TODOS MUITO PIEDOSOS
O novo cardeal de São Paulo, D. Odilo Scherer, foi homenageado pelos monges do Mosteiro de São Bento e por uma seleta parcela da comunidade católica de São Paulo e até por religiosos de outras crenças. Na primeira fila do culto religioso estavam o governador José Serra, a prefeita Marta Suplicy, representando o Lula, Gilberto Kassab, o prefeito candidato e o presidente da Câmara dos Deputados, o ex Fernando Henrique Cardoso, além de chefes dos outros poderes, secretários e presidentes de instituições importantes de São Paulo.

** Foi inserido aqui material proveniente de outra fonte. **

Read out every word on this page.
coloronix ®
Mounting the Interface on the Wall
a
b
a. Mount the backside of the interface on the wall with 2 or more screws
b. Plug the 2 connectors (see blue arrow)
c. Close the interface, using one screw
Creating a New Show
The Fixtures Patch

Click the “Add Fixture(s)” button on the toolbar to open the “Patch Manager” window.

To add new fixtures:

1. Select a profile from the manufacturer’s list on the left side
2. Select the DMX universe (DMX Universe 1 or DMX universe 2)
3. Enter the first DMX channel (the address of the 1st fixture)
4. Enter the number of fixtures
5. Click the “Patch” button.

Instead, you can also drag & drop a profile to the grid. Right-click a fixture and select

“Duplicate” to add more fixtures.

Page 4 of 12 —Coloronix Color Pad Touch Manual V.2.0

Atravessei com saudades o longo corredor do Colégio São Bento onde estudei.Chegamos ao refeitório, no qual uma cuidadosa recepção, com drinks e jantar, estava muito bem preparada. As autoridades levantaram um brinde ao homenageado aniversariante e começaram os discursos. Kassab falou dos compromissos recíprocos da cidade e da Igreja e o quanto esta tem participado do trabalho social na diocese cidade. Parecia um membro fervoroso da comunidade católica. José Serra, num tom histórico e piedoso, lembrou das missas da JUC que ele assistia aos domingos naquele mesmo mosteiro, apesar de não ter sido membro da instituição. Marta evocou as nossas senhoras, padroeiras de todos os rincões do país, a cujas procissões ela tem comparecido, como ministra do turismo e devota. Já na Igreja, um piedoso Fernando Henrique, acompanhava cantarolando as notas do canto gregoriano. Enfim, todos em ordem unida, em torno da Igreja Católica e seu pastor. No plano político a ordem não está tão unida assim.
RODIZIO CULTURAL
Pela quarta vez a cidade acorda para a virada cultural. Em toda a dimensão da comarca pululam eventos artísticos. Principalmente no Centro. Os políticos perceberam que, hoje, só a convocação cultural sensibiliza a população. Assim foram erguidos 26 palcos só na região central. A Paulista abre a Casa das Rosas. O Ibirapuera, abre o Planetário com um DJ francês descobrindo as estrêlas atlânticas. O MAM faz marcha noturna, com luminárias artísticas. No Municipal, Melodia retorna à maternidade do
Samba. Na São João com Aurora, as grandes divas: Gal Costa e Cesária Évora. Nos palcos, bailes e danças. Na Rua da Quitanda, música eletrônica. Roda de Samba no Largo Santa Efigiênia. No Vale do Anhangabaú mais de 70 músicos. Na República, o rock pauleira, do Terrêno Baldio ao Ultraje a Rigor. A Praça Roosevelt já tem donos que estarão na rua para oferecer teatro: os Satyros, os Parlapatões, o Estudio 184. Tom Zé anima a Paulista e a dupla José Miguel e Arthur dará aulas de música no Centro Vergueiro. Os restaurantes, a pinacoteca, os institutos culturais, os botecos, as cervejarias etc. etc estarão abertos para o distinto público diurno e noturno. Inicio 18hs de hoje até as 18hs de domingo. E viva a virada cultural.
A MALDIÇÃO DO CARRO
Os carros, em São Paulo, comem muito mais do que os pobres. E não adianta estrilar. A cidade foi concebida para eles, desde os anos 50. Não faltou a advertência do padre Lebret, urbanista, quando afirmou que não adiantava fazer ruas, metrôs, ónibus se não se aproximassem o trabalho da moradia. Hoje, quase 80% dos trabalhadores moram a mais de 2 hs dos locais de trabalho e isso mesmo com pistas de ónibus, metrôs em alguns percursos etc. O centro está pouco adensado, apesar de dispor da melhor infra da cidade e as moradias vão pros fins das periferias. Perguntei ao pedreiro de uma obra em minha casa. Ele me disse que saia as 6hs da manhã para chegar ao trabalho as nove. E gastava um pouco menos para voltar. Tive a vergonha de testemunhar que em sua marmita só havia arroz e farinha. O empreiteiro me disse que ele ganha cerca de 60 reais por dia. Nos projetos dos candidatos à prefeito, dos últimos vinte anos, nunca se pensou numa solução urbana e humana para o problema. As soluções são apenas de transporte e, assim mesmo, mais para o transporte individual do que para o transporte coletivo.